I do encounter it less frequently these days, but all of us who man the tasting table at Moore Brothers (especially when we have visiting producers from Alsace and Germany) still hear it often enough: “I’ll pass on the Riesling. I only like dry wine.”

Of course, the likelihood is that the Riesling in question is drier than most California Chardonnays, but that’s not the point. We all prefer sweet ripe fruit to sour green fruit. Probably eat ice cream, too. In fact, we all like sweet things. We’re primates, aren’t we?

“I’ll pass on the Riesling. I only like dry wine.”

Now I’m only a huckster, but believe it or not genuine wine authorities like Hugh Johnson and Jancis Robinson are happy to proclaim their opinion that Riesling is the king of grapes; more noble, in fact, than Cabernet Sauvignon, Merlot, or Chardonnay.

Here’s why:
Riesling describes in detail – eloquently – exactly where it grows, provided it’s happy where it grows. It’s like a sensitive FM tuner that finds the “frequency” of each unique location, and amplifies it. So a wine made from Riesling grown in the Rheingau could never be mistaken for a wine from Alsace or Lake Seneca.

Pinot Noir alone is as sensitive to its environment. So it’s no coincidence that Pinot Noir and Riesling were selected by the monks, who were the stewards of viticulture in the Rheinland and Burgundy through the centuries between the fall of Rome and the French Revolution.

And because even very ripe Riesling retains high levels of acidity, both dry and sweet wines can be made. And sweet wines made from Riesling are never stupid sweet like cotton candy at a baseball game. They’re sweet like ripe fruit. In fact, the really distinguishing characteristic of Riesling isn’t sweetness. It’s acidity.

And Riesling gives some of the longest-lived natural wines, which can evolve over decades in a cool cellar, developing aromatics and flavors that can barely be inferred in the young wine.

All that explains why British aristocrats of the early twentieth century routinely paid more for fine German Rieslings than for classified growth Bordeaux. They recognized among them some of the finest wines in the world.
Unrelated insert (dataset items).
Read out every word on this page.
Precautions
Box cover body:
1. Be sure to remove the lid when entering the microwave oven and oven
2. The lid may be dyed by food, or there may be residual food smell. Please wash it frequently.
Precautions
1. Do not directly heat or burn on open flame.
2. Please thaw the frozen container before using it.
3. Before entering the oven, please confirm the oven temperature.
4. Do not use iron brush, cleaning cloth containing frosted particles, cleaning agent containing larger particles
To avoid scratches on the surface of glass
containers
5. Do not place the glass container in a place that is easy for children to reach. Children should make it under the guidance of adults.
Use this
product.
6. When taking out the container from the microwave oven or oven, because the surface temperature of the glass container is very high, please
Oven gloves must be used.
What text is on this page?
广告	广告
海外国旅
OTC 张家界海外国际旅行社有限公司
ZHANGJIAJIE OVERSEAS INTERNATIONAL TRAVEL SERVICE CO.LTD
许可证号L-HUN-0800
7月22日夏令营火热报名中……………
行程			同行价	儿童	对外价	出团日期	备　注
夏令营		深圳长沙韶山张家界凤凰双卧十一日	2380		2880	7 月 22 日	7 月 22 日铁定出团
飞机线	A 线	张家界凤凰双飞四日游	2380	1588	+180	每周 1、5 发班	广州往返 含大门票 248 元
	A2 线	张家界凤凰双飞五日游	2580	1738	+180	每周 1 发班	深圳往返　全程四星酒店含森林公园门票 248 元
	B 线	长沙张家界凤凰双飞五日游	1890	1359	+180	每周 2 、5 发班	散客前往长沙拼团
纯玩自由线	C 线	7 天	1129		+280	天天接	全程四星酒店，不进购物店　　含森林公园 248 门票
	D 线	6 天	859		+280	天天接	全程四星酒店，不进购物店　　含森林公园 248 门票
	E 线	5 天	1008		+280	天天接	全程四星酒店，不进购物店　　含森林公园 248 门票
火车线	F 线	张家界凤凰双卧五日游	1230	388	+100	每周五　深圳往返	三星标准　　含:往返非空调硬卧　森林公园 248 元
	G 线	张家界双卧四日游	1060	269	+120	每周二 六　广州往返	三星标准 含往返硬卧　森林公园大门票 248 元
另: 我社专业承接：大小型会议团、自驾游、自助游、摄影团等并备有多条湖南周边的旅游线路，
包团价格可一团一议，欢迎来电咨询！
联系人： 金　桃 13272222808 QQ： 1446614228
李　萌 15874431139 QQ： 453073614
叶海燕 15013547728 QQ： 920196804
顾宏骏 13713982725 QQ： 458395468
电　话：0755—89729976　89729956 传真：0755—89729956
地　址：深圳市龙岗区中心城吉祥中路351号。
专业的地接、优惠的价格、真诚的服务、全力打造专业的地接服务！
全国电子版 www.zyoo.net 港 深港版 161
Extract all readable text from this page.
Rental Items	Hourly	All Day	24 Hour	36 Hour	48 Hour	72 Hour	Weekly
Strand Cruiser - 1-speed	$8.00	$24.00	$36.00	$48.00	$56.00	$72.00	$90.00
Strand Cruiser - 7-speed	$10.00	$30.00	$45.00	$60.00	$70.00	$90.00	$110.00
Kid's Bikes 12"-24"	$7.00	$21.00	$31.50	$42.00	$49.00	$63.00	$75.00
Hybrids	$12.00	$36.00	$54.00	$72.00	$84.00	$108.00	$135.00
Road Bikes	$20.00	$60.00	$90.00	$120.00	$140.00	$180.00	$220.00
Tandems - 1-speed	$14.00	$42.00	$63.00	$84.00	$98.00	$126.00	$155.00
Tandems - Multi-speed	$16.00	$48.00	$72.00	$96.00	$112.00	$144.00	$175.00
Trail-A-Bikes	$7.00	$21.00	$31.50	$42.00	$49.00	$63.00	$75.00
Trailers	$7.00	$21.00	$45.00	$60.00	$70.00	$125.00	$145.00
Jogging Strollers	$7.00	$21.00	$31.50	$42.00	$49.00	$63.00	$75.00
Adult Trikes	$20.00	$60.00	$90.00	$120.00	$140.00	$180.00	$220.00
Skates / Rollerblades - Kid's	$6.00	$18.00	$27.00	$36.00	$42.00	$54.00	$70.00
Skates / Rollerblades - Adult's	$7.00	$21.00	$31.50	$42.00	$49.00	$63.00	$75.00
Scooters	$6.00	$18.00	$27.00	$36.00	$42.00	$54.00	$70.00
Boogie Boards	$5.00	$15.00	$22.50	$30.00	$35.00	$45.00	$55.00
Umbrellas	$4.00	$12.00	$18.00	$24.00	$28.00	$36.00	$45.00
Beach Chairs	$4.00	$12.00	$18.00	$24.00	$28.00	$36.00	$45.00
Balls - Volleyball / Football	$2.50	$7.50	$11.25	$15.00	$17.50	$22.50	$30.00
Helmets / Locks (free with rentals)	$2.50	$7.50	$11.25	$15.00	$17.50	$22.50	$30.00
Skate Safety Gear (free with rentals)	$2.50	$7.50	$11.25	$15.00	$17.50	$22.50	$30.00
Remember, there are only two kinds of wine in the world: good wine, and the other kind. We’ll only offer good wine for you to taste, so don’t let a bad experience you may have had with a terrible wine that happened to be sweet (or white, or red or whatever) deter you from trying everything on the tasting table at Moore Brothers. We only have good wine, not “the other kind.”